The Tennessee Lady Vols announced Saturday they were ending their basketball series with Siena. They offered no explanation.
Just kidding. The Lady Vols don't even have a series with Siena. But if they did, no one would care how they ended it.
They could announce it in an e-mail. Or put a press release in the mail.
That's how you end a series with Siena. That's not how you end a series with the University of Connecticut.
UConn athletic director Jeff Hathaway said Friday his school was notified by the Lady Vols that they were ending the series. UT athletic director Joan Cronan then issued a statement about ending the series but offered no explanation.
Worse yet, neither did UT coach Pat Summitt.
This is the biggest rivalry in women's basketball. Nothing else is close. Yet Summitt is ending it without comment.
Imagine Summitt assigning no one to guard Diana Taurasi in the Final Four, then offering no explanation in the postgame press conference. This makes even less sense.
The Lady Vols aren't just sticking it to UConn. They're sticking it to their own fans. Their three biggest home crowds have all come against UConn, the team UT fans love to beat.
Ending the series affects more than UT and UConn. It affects all of women's basketball. It affects the networks, too.
The Connecticut Post reported Saturday that next season's UT-UConn game in Knoxville would have served as the debut for women's basketball Game Day. The newspaper also quoted sources as saying Carol Stiff, ESPN's senior director of programming and acquisitions, flew to Knoxville and tried to get the Lady Vols to change their mind.
That's not farfetched. UConn vs. UT is a match-up in which the most casual sports fan has a sense of the rivalry.

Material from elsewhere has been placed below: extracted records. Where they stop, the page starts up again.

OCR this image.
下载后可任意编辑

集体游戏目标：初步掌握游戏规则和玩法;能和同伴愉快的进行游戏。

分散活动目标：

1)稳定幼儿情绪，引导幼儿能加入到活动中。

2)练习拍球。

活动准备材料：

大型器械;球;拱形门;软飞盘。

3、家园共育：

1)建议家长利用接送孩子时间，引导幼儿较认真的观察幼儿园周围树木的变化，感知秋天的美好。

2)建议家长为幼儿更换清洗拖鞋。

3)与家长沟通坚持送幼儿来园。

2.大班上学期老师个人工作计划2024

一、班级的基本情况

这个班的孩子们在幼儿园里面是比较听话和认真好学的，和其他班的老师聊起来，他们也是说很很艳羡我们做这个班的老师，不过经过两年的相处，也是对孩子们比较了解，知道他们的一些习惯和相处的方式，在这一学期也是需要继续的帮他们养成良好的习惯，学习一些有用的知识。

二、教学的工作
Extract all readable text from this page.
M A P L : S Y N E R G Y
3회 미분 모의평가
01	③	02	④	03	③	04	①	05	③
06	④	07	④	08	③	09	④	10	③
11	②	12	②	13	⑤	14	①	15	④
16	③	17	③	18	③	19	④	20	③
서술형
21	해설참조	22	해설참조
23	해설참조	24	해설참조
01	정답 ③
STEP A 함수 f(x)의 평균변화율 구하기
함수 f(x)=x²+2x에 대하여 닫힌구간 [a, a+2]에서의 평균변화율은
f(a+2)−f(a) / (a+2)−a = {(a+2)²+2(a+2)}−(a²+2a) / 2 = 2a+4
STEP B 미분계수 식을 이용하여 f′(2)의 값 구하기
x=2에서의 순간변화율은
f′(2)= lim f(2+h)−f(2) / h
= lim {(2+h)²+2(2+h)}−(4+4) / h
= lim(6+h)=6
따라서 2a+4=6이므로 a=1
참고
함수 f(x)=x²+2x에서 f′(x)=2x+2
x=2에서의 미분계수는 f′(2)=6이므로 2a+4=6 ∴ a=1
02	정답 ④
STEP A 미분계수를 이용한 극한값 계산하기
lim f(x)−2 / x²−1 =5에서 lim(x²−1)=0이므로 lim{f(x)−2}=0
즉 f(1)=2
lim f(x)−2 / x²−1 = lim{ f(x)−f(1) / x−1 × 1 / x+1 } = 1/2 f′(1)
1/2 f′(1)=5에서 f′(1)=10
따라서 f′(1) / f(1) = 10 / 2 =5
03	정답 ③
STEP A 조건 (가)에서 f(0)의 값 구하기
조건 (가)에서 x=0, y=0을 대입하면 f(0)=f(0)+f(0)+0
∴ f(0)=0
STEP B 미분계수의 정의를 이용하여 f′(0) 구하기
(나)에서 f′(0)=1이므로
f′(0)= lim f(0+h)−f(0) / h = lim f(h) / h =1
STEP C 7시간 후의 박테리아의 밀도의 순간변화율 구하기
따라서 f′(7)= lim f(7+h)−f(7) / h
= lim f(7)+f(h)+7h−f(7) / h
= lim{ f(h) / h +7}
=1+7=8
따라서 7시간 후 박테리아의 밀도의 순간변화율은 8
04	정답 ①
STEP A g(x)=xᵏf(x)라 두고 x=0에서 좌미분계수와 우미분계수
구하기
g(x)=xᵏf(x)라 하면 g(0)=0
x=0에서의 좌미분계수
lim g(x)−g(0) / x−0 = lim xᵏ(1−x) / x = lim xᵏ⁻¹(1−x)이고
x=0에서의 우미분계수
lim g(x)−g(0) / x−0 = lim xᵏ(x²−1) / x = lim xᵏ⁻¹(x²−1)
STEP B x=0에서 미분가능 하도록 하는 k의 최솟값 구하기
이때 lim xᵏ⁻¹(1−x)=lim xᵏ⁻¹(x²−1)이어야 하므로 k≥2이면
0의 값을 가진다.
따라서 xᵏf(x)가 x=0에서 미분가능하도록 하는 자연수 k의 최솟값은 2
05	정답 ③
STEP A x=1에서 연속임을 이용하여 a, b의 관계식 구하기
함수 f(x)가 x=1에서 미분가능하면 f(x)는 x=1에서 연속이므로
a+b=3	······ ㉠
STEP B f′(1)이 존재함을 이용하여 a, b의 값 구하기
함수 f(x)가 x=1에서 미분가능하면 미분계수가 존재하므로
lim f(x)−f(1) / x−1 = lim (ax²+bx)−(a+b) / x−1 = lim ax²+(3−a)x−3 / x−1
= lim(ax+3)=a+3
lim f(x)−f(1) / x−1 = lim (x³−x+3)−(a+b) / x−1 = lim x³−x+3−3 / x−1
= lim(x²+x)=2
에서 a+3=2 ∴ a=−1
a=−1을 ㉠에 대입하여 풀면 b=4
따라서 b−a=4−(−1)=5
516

The Lady Vols have won seven national championships in the last 21 years. The Huskies have won five in the last 13 years.
The Lady Vols had Chamique Holdsclaw, Bridgette Gordon and Tamika Catchings. They still have Candace Parker. The Huskies had Taurasi, Sue Bird and Rebecca Lobo.
In the last 15 years, UT and UConn have had the biggest-name players and the most dominant teams. The best women's team ever? It's a debate between the 39-0 Lady Vols of 1997-98 or the 39-0 Huskies of 2001-02.
Summitt is the No. 1 name in the sport. If she resigned tomorrow, UConn coach Geno Auriemma would be No. 1.
Back and forth they have gone for more than a decade. UT was on top, then UConn, and now UT again.
The only thing better than one UT-UConn regular-season game was two, which you had from 1999 through 2001. Two was too much for UT, which appeared to be running scared when it said it would only play the Huskies once a year.
The Lady Vols are now dealing from a position of strength. Not only have they won three consecutive games in the series, they won the national championship two months ago and will be favored to win another next season.
So why back out of a series that has meant so much to your program, your fans and your sport?
Speculation will center around the personality conflict between the head coaches or the heated recruitment of recent UConn signee Maya Moore, a player UT hoped to sign. But without further explanation, both issues seem trivial.
And without further explanation, the story won't go away. It will come up repeatedly and will be magnified if the teams meet in the NCAA tournament.
No one should understand that better than Summitt, who is as media savvy as anyone in the business. But she is dismissing the Huskies as casually as she might cancel a preseason game with the Houston Jaguars.
UConn deserves better than that. So does women's basketball.